The same section says:
>The long-term username for the STUN or TURN server is theASCII
serialization
<http://www.whatwg.org/specs/web-apps/current-work/multipage/origin-0.html#ascii-serialization-of-an-origin>of
theentry script
<http://www.whatwg.org/specs/web-apps/current-work/multipage/browsers.html#entry-script>'sorigin
<http://www.whatwg.org/specs/web-apps/current-work/multipage/origin-0.html#origin>;
the >long-term password is the empty string.
I found this exceedingly surprising; this effectively means that you're
not protecting your STUN/TURN exchanges.
>
>> - We have no evaluation that shows that we'll never need the unencrypted
>> TCP version of STUN or TURN, or that we need to support the encrypted
>> STUN version. We should either support all formats that the spec can
>> generate, or we should get a reasonable survey of implementors on what
>> they think is needed.
>
> If anyone has any data on this, that would indeed be quite useful.

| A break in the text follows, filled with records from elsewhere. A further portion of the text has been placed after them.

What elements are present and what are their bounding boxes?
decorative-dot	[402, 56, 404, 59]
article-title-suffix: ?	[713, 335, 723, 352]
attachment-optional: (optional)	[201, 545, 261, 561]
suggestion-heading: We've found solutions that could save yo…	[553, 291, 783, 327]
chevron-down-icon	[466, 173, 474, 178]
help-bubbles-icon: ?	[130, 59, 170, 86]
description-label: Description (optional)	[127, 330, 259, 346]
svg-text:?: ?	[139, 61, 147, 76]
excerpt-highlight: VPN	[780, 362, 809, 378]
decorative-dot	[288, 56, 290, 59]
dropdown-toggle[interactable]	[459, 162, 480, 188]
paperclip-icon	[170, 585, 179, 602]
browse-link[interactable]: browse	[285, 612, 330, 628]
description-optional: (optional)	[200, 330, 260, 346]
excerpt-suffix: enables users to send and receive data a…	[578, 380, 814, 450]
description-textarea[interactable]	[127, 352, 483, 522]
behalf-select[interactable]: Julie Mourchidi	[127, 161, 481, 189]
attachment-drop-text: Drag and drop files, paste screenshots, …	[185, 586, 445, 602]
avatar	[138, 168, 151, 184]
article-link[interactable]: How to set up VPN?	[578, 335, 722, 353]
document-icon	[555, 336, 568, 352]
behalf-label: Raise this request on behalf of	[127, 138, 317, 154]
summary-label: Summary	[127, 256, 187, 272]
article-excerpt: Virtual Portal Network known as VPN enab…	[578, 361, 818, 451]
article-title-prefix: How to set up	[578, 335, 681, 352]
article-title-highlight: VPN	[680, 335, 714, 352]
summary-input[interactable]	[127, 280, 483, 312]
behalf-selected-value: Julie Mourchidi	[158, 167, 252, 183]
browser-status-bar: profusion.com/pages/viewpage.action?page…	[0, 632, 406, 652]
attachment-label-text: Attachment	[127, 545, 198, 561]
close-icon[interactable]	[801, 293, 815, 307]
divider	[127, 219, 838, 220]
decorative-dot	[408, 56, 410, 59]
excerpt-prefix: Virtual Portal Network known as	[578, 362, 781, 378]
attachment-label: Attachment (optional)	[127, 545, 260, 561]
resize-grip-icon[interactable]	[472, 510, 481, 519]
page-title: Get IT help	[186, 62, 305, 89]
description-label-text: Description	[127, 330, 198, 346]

> On Fri, 8 Apr 2011, Glenn Maynard wrote:
>> FWIW, I thought the block-of-text configuration string was peculiar and
>> unlike anything else in the platform. I agree that using a
>> configuration object (of some kind) makes more sense.
> An object wouldn't work very well as it would add additional steps in the
> case where someone just wants to transmit the configuration information to
> the client as data. Using JSON strings as input as Harald suggested could
> work, but seems overly verbose for such a simple data.
FWIW, I'm completely indifferent to whether the caller or the callee
calls JSON.parse() (or equivalent) on the data. YMMV.
When data is passed across the wire, it has to be serialized; when it's
deserialized, the result should not have the potential of being an
active object (aka "virus carrier"). Apart from that, I don't care.